Half the mice fed extra sugar developed breast tumors, compared to 30 percent of control mice, and there was a direct association between the amount of sugar consumed and the size and spread of the tumors. Although all types of sugars fed to the mice accelerated tumor growth, fructose had the most damaging effect and was worse than glucose.3

But the researchers don’t claim that eating fruit helps cancer spread. People get most of their fructose from processed foods and drinks, which are sweetened by high fructose corn syrup (HFCS). Processed foods and drinks have caused annual consumption of high fructose corn syrup in the US to rise from around half a pound (0.22 kg) in 1970 to 62 lbs (28 kg) by 1997.

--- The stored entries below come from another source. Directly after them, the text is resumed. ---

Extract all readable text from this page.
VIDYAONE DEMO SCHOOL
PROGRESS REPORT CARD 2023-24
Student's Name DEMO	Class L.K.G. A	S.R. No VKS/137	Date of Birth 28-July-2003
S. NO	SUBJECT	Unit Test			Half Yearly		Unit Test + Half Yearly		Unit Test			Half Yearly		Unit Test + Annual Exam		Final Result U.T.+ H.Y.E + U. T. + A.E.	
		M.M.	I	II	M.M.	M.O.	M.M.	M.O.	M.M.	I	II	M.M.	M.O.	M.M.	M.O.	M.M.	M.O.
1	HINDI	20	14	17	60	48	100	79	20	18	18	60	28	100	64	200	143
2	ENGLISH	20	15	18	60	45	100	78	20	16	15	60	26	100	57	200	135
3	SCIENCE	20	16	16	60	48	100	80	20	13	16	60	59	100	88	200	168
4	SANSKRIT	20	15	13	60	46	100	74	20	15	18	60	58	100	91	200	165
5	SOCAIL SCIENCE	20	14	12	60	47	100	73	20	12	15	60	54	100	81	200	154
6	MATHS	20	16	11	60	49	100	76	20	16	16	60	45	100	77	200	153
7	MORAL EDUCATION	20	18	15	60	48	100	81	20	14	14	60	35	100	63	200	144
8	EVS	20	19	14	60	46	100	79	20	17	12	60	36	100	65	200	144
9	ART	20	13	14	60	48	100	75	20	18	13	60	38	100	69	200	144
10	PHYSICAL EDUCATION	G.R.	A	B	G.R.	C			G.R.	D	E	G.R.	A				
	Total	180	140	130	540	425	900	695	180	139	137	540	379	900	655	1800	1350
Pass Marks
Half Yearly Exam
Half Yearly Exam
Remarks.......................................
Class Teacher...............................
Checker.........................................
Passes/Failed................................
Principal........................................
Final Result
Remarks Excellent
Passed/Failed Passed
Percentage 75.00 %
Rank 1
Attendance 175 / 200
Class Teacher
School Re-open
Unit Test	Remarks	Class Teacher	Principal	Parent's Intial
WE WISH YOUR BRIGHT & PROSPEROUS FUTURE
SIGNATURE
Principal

Like breast cancer, other cancers also seem to need sugar more than others. For example, a form of lung cancer known as squamous cell carcinoma (SqCC) is especially reliant on sucrose for its growth. SqCC cells contain exceptionally high levels of a protein called glucose transporter 1 (GLUT1), which, as the name suggests, carries glucose from the blood into the cell, where it can be used as an energy source. By comparison, another type of lung cancer – adenocarcinoma – produced 10 times less GLUT1 than SqCC and was far less reliant on sugar for its growth.4

The general theme that sugar feeds cancer isn’t new. In 1885, physician Ernst Freund noticed that all of the 70 cancer patients he was treating were suffering from hyperglycemia, or high blood sugar. Since then, doctors have confirmed that cancer patients have poor glucose tolerance and insulin sensitivity, a similar profile to diabetic patients.

In 1924, two scientists, Handel and Tadenuma, demonstrated that insulin encouraged cancer cell growth in animal tests – and so, conversely, reducing insulin by cutting down on carbohydrates in our diet could also slow or stop tumor growth.

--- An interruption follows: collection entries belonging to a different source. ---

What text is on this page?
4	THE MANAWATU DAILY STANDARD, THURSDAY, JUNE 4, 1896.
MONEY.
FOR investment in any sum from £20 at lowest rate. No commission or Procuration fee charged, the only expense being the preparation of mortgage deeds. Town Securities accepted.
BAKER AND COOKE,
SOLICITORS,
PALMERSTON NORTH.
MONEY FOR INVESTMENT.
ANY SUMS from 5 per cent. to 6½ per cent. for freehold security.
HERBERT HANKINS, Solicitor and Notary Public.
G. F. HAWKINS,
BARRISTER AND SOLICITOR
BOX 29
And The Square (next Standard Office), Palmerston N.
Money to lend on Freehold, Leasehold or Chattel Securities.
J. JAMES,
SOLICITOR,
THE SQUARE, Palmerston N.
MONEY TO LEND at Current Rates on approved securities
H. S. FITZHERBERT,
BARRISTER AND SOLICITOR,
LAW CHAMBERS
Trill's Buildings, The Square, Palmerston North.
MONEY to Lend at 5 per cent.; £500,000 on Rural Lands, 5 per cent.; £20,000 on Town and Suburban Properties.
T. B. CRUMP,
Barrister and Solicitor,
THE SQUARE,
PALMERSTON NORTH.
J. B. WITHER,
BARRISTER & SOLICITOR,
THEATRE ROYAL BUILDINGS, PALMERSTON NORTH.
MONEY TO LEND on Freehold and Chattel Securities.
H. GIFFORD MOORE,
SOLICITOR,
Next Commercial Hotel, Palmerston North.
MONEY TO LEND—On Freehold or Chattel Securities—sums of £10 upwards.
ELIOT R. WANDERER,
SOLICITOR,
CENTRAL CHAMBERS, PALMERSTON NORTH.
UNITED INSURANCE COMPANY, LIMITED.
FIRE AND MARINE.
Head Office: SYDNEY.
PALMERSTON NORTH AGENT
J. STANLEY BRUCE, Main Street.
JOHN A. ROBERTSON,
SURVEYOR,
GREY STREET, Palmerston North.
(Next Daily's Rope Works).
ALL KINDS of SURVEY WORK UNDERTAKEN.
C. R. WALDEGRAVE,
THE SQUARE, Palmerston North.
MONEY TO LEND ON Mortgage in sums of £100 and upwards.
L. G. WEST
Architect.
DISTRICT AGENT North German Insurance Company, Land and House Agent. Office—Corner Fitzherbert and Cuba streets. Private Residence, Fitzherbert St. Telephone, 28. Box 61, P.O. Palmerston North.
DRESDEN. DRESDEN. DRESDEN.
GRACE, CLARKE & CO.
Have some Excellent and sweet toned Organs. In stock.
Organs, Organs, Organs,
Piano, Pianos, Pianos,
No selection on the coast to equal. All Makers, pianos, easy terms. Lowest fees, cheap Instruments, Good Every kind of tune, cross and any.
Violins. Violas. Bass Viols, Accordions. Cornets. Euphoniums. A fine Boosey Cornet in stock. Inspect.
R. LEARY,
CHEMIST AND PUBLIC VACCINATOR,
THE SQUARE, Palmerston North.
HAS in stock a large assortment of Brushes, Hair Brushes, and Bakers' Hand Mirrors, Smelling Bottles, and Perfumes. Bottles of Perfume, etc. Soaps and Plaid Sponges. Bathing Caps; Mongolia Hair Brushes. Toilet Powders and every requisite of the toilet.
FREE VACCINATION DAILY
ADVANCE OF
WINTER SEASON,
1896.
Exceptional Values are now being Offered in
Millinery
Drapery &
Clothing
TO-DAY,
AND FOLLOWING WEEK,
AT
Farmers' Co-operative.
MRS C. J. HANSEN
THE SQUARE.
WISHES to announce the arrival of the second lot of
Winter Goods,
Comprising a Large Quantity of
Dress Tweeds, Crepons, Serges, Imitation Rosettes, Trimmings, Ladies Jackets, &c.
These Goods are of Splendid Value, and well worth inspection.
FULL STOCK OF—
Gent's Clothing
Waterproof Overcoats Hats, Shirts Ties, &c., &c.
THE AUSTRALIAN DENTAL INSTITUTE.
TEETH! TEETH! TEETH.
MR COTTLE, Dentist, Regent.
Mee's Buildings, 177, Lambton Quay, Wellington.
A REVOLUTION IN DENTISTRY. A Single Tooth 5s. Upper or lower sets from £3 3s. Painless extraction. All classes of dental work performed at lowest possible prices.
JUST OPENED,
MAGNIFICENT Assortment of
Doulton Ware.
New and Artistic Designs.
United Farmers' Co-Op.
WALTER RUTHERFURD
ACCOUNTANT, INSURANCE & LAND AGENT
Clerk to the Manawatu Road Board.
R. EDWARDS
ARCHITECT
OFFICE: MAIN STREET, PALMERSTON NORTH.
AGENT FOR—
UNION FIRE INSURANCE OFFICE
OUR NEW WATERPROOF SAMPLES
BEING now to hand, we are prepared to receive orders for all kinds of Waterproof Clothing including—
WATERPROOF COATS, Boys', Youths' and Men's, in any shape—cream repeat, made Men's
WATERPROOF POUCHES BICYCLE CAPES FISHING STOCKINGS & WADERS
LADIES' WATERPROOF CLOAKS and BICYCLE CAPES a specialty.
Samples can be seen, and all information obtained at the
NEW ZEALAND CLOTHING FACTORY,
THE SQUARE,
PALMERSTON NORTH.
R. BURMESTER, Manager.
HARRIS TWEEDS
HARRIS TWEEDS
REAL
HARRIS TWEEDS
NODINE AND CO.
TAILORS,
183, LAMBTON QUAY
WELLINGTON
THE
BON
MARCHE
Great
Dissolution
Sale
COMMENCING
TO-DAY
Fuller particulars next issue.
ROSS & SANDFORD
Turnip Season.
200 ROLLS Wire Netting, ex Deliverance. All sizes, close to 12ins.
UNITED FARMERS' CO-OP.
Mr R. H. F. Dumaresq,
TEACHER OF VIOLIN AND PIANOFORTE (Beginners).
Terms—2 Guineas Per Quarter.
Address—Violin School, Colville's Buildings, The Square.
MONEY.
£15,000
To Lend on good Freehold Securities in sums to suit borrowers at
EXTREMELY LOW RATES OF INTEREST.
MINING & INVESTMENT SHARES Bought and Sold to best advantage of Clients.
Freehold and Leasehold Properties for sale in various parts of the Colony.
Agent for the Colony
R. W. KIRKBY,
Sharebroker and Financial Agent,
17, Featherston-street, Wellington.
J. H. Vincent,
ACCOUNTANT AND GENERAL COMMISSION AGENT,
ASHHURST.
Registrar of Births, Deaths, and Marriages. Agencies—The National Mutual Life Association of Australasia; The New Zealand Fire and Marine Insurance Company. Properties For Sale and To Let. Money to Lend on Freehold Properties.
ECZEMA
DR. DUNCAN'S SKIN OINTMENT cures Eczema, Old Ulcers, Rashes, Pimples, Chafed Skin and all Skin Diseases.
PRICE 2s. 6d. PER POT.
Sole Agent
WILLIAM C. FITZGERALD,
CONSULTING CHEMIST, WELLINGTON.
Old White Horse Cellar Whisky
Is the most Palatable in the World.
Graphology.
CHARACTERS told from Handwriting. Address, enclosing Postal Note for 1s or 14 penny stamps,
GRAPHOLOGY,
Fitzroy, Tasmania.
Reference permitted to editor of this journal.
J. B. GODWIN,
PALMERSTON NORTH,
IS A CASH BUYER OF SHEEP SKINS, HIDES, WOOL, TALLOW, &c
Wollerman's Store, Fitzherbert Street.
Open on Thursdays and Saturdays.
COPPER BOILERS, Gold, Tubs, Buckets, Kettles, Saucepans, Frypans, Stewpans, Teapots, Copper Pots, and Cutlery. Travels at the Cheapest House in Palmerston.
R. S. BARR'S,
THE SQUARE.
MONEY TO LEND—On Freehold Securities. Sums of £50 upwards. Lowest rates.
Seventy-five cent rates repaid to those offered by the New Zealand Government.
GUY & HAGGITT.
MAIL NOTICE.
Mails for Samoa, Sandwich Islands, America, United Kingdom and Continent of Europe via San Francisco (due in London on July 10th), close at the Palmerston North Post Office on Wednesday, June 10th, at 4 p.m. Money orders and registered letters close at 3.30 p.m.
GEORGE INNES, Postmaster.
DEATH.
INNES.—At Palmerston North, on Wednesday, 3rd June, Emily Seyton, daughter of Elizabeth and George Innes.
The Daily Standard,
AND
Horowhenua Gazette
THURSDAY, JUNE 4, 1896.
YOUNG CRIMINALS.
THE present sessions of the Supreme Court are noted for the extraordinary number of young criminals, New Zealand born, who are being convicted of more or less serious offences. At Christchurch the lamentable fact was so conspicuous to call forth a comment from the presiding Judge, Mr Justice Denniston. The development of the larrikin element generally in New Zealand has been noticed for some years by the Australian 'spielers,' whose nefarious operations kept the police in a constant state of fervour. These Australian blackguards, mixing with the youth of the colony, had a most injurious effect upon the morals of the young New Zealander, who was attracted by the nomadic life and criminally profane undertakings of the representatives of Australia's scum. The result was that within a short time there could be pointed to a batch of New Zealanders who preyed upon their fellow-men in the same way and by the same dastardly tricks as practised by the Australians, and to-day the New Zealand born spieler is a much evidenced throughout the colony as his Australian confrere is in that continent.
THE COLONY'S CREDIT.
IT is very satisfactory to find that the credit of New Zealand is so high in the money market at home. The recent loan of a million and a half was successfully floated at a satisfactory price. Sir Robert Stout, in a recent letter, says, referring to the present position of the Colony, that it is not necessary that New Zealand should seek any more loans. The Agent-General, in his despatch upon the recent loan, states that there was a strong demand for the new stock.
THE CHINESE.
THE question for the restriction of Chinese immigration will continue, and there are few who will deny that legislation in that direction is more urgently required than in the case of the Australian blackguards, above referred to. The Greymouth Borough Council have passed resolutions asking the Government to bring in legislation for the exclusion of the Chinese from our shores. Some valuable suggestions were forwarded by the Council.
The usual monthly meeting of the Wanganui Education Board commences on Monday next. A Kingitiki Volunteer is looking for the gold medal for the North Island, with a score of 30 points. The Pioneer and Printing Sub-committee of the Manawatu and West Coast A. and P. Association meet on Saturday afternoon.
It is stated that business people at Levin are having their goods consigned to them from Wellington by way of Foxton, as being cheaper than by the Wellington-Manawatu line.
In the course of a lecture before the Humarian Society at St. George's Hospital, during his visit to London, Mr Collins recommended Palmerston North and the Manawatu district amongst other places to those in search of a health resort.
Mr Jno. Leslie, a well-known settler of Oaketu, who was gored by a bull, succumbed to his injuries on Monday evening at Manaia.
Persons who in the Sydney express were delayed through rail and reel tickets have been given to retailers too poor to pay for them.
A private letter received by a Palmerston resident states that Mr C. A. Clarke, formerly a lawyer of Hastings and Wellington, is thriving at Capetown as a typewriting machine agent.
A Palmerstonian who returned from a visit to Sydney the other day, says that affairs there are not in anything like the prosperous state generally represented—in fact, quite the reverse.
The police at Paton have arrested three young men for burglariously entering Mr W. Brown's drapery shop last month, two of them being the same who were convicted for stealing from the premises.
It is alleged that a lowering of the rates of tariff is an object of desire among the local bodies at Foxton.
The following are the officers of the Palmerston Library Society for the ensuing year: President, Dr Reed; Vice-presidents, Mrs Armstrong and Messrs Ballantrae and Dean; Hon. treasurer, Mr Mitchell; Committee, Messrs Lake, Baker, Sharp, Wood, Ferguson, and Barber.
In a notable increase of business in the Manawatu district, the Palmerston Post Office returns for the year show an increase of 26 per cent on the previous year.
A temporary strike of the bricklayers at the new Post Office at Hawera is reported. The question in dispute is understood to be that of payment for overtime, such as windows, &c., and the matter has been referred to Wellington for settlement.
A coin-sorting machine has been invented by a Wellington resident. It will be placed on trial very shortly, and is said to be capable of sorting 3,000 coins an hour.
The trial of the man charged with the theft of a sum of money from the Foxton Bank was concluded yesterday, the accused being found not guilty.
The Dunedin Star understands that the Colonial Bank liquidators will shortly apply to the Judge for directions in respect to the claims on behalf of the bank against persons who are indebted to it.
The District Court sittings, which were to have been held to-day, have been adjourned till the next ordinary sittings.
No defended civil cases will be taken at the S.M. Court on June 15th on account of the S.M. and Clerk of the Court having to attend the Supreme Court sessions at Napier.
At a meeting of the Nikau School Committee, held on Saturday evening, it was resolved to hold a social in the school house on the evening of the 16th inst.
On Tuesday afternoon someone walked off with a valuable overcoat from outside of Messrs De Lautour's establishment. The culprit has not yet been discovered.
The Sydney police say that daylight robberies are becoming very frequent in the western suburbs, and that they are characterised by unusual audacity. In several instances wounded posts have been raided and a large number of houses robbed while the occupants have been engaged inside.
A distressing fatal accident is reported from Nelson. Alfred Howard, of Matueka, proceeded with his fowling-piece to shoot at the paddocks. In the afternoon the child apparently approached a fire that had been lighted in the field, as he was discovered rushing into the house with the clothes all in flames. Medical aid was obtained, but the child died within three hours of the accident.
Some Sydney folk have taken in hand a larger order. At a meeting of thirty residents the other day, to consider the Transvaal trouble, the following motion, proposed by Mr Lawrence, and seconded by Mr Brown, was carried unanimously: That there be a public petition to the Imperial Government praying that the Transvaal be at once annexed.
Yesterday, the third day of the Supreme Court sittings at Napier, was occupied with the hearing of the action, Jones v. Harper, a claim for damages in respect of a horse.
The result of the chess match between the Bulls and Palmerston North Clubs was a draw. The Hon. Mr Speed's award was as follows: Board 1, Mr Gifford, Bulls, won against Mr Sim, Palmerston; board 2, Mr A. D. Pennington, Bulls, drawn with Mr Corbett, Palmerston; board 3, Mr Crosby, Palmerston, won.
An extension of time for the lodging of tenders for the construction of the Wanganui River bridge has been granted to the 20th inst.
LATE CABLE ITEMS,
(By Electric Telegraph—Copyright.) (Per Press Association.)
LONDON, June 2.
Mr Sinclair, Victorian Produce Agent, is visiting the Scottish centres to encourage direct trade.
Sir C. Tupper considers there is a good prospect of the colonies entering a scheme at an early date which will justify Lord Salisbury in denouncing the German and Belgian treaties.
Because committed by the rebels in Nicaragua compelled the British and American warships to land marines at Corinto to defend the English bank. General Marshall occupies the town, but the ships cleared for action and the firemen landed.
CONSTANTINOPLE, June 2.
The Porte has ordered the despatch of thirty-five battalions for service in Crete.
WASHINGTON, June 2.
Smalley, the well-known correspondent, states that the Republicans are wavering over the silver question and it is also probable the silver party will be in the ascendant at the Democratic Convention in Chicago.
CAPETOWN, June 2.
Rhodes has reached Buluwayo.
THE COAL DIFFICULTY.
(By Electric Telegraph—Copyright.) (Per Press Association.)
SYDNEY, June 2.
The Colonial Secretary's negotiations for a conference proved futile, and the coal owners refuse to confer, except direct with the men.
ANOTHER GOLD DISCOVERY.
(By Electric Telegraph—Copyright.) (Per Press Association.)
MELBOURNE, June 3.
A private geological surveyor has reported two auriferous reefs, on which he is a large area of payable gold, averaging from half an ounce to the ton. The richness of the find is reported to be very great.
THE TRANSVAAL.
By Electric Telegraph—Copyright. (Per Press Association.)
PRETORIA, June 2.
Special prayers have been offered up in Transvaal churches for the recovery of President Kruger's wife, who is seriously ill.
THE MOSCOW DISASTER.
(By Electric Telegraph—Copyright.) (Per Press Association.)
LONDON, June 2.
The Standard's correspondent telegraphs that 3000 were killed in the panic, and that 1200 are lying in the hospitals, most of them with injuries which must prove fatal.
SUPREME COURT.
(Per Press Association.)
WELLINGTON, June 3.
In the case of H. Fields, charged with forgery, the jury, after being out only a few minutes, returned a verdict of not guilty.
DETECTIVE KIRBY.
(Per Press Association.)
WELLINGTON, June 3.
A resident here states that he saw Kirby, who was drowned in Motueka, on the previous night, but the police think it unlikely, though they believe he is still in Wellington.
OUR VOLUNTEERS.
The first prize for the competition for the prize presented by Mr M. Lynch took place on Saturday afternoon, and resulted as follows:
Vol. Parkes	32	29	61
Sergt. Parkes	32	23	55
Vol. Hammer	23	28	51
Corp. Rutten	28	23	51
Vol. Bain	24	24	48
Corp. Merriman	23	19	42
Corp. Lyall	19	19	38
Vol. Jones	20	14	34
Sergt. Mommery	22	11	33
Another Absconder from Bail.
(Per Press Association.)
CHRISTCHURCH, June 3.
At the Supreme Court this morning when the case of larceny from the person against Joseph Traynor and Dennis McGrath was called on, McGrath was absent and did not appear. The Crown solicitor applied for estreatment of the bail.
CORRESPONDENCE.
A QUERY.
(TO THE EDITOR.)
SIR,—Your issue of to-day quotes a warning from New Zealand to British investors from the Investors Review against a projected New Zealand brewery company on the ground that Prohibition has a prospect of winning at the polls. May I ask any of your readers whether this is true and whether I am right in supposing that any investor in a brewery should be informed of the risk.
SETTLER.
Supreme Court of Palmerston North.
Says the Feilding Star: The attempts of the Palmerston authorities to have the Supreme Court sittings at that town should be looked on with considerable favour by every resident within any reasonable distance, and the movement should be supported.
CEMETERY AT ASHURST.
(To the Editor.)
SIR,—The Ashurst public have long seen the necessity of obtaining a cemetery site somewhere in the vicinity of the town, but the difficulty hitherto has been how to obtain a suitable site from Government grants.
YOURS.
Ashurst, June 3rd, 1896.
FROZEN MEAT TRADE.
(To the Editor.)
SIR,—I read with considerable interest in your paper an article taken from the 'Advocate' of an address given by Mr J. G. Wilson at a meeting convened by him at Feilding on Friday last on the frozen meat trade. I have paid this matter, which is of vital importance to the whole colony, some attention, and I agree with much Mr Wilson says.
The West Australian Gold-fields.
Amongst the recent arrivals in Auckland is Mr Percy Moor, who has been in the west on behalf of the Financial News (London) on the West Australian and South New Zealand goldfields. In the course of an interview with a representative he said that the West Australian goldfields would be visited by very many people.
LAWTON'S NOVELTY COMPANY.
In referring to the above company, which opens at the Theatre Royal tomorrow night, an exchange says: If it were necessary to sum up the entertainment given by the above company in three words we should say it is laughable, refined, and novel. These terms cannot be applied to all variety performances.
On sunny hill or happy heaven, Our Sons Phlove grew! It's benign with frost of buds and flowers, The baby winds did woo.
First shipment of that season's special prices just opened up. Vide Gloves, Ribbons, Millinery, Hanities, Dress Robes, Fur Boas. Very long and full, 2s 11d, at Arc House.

Then along came Warburg, whose insights won him the Nobel Prize – but surprisingly little acceptance by the medical establishment. Every year, new research comes along that fine-tunes the theory, but regardless of the details, just pass on the cake.

Know your sugars

Our body needs sugar to survive, and gets it from carbohydrates, otherwise known as saccharides, which are sugars or starches. The starches include bread, pasta, beans, potatoes, bran, rice and cereals.

The simple sugars, or monosaccharides, are:

Glucose: This is the most important monosaccharide because it’s the one that the body uses for energy. Other dietary sugars and carbohydrates are converted into glucose, which, when released into the blood stream, is known as blood sugar. A rise in blood sugar levels causes the pancreas to release insulin. The one exception is fructose, which is metabolized in the liver, making it the only sugar that diabetics can tolerate.

Fructose: This is a sugar in fruits and vegetables, and it’s added to drinks such as sodas and fruit-flavored drinks. It’s also found in high fructose corn syrup (HFCS), which is added to many processed foods. It’s metabolized in the liver, and so insulin isn’t released to break it down, but it acts more like a fat than a sugar, causing other health problems.

Sucrose: This is also known as table sugar, and it’s found in sugar cane and sugar beets. Fruits and vegetables also contain sucrose.

Lactose: This is a sugar found in milk.